Peut-être, mais il n'y avait rien de calculé. Je rentre dans un vestiaire où je vois tout le monde tête baissée. Je ne sais pas ce qui me traverse la tête mais je m'assois et je fais comme eux pendant quelques secondes. Puis je me lève et ça part. C'est instinctif, rien d'autre.

Imaginiez-vous alors disputer une autre Coupe du monde huit mois plus tard ?

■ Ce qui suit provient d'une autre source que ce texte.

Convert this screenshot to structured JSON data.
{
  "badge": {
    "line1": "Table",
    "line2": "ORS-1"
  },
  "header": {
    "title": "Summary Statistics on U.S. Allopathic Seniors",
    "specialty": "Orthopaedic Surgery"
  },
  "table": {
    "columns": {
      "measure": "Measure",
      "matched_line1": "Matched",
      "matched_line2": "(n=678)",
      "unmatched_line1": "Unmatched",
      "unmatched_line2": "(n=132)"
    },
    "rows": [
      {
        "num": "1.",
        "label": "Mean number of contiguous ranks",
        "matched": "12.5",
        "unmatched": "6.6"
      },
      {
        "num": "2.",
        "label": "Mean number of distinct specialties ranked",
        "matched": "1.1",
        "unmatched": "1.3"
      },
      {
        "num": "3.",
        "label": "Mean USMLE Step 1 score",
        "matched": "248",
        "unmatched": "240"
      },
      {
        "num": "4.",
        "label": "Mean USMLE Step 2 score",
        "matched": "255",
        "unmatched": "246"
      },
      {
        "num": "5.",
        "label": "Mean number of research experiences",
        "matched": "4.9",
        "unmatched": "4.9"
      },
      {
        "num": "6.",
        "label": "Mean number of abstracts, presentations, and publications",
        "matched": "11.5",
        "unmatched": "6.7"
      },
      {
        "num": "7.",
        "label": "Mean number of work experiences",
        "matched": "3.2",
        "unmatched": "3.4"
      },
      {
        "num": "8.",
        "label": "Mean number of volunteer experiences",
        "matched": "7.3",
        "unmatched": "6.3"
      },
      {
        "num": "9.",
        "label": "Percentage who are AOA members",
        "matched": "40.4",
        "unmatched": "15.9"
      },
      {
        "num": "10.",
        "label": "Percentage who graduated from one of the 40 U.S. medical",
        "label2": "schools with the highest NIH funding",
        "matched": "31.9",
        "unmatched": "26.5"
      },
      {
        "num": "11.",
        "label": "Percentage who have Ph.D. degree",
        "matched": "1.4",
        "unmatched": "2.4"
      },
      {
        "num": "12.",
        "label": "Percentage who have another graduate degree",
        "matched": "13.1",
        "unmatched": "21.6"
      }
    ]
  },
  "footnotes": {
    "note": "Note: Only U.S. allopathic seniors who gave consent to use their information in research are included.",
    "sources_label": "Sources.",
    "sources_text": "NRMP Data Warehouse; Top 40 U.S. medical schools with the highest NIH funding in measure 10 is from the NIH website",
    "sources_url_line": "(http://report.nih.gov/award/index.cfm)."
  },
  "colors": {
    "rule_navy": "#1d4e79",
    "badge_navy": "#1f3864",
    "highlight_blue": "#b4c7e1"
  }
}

Jamais, c'est un concours de circonstances. Mais j'étais au bout d'un challenge. J'avais signé en Arabie saoudite en 2019 pour aller au Mondial 2022. Ensuite, j'ai prolongé [2027]. Mais dans le football, que ce soit pour les joueurs ou pour les entraîneurs, les contrats ne veulent plus dire grand-chose. Quand un coach est viré, on ne s'offusque pas. Quand il décide de partir... Parfois, on sent que c'est le moment de changer. Ça ne veut pas dire que je n'y retournerai pas un jour.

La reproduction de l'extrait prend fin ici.